To make the galaxy map, they’ll use a specially constructed, very large instrument called a spectrograph to record properties of the light from stars and galaxies entering the Hobby-Eberly telescope.
The Visible Integral-field Replicable Unit Spectrograph, or VIRUS, will be made of 145 copies of a single spectrograph. The prototype, about the size of a scuba tank, is already built.
Each of the 145 spectrographs will contain 246 optic fibers. Each optic fiber can receive and transmit a single point of light. All together, VIRUS will enable the astronomers to survey a much larger area than if they were trying to use an ordinary spectrograph. It’s like using a shotgun rather than a sniper rifle. It will also be 10 times faster than any existing spectrograph.
Hill said that VIRUS puts them way ahead of the competition. “This will be a unique instrument that nobody else can touch,” he said.
This computer rendering shows what the upgraded prime focus package on the Hobby-Eberly Telescope will look like, as well as the location of new spectrographs, both critical parts of the Hobby-Eberly Telescope Dark Energy Experiment (HETDEX).
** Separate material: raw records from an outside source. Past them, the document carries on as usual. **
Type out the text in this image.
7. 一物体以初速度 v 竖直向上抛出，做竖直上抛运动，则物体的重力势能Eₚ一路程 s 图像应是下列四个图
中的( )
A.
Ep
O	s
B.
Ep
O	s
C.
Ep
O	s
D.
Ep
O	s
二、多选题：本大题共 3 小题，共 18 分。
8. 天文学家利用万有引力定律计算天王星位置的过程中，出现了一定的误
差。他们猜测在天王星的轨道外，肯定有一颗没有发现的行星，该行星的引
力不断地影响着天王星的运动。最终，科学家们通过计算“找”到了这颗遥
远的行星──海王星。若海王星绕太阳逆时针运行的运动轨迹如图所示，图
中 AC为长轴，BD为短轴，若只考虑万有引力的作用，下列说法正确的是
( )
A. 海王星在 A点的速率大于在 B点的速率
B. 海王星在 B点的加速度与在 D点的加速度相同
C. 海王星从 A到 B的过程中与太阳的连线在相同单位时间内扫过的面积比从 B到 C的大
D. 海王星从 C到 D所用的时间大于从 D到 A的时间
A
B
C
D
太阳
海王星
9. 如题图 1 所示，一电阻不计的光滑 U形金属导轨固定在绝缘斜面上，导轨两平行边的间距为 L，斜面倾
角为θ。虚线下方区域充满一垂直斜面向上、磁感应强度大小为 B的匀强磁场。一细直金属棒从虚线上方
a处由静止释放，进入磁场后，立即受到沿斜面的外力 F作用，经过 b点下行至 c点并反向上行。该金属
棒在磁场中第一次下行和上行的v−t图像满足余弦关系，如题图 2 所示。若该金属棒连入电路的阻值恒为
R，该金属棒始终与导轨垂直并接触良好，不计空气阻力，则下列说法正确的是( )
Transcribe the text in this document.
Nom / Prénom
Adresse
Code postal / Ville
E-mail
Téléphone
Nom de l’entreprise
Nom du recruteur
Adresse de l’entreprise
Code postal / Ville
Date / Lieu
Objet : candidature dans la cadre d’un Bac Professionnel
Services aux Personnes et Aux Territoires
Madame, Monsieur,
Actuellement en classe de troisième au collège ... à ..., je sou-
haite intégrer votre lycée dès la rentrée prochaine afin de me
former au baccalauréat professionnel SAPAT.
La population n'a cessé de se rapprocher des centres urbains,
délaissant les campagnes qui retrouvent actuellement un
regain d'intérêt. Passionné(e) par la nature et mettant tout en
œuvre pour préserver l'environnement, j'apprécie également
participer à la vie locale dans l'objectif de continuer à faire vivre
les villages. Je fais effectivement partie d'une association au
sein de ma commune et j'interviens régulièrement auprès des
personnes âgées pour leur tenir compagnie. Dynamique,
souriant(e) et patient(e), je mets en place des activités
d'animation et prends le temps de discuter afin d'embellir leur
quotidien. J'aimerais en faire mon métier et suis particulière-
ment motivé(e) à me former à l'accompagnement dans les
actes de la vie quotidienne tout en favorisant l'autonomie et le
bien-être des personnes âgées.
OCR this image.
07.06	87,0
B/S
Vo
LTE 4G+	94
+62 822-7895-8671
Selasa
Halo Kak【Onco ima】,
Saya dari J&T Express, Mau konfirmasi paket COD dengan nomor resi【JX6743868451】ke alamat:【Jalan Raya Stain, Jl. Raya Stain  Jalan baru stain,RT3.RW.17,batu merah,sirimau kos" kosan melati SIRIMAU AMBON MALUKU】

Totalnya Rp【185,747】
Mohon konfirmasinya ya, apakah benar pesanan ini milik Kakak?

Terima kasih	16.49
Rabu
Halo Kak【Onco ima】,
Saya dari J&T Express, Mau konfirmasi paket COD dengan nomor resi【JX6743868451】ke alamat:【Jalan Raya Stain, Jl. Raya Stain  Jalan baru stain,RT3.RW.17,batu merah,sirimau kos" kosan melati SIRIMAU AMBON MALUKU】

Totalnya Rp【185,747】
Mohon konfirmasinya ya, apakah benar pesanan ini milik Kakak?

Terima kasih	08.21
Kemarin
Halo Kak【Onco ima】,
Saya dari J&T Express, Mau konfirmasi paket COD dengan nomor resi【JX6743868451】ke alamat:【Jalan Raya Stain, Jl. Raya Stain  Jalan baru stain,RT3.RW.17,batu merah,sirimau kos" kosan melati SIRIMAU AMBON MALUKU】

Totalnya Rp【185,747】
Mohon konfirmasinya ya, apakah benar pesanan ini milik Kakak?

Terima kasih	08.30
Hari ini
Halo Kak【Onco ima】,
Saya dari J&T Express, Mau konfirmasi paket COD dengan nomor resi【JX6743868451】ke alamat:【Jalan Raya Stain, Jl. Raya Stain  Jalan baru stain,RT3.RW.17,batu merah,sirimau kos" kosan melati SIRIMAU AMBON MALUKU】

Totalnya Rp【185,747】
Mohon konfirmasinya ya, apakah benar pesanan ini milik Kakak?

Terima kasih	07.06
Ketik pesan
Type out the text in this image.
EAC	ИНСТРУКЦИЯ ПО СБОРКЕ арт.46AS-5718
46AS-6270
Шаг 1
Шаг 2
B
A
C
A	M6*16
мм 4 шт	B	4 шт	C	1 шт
Credit: HETDEX Team/McDonald Observatory.
The smaller VIRUS prototype is already being used in the HETDEX pilot survey, which began in October 2006 and will continue through summer 2007.
Because the university owns the majority of the Hobby-Eberly telescope outright, a luxury in the world of astronomy, a significant amount of time can be set aside for HETDEX observations.
Once VIRUS is in place on the telescope, in 2009 or 2010, observations will occur over a period of three springs, MacQueen said.
A completion date of 2012 would mean HETDEX’s results will come out three years sooner than its quickest competitor, which is five additional years ahead of everyone else. HETDEX’s $34 million budget is $17 million cheaper than its thriftiest competitor and a fraction of the most expensive, space-based, experiments with projected tabs of $1 billion.
In addition to being the cheapest and the fastest, HETDEX will be the most accurate of all the experiments and will cover the greatest period of time, meaning a greater chance of detecting evolution of dark energy, Hill said.
However, Gebhardt said that although HETDEX is designed to be the most significant dark energy project, it will probably take more than one team and more than one experiment to nail down the mystery of dark energy.
“We have this gross ignorance,” he said. “It means we don’t understand something about physics. Once we figure it out, who knows where that takes us?”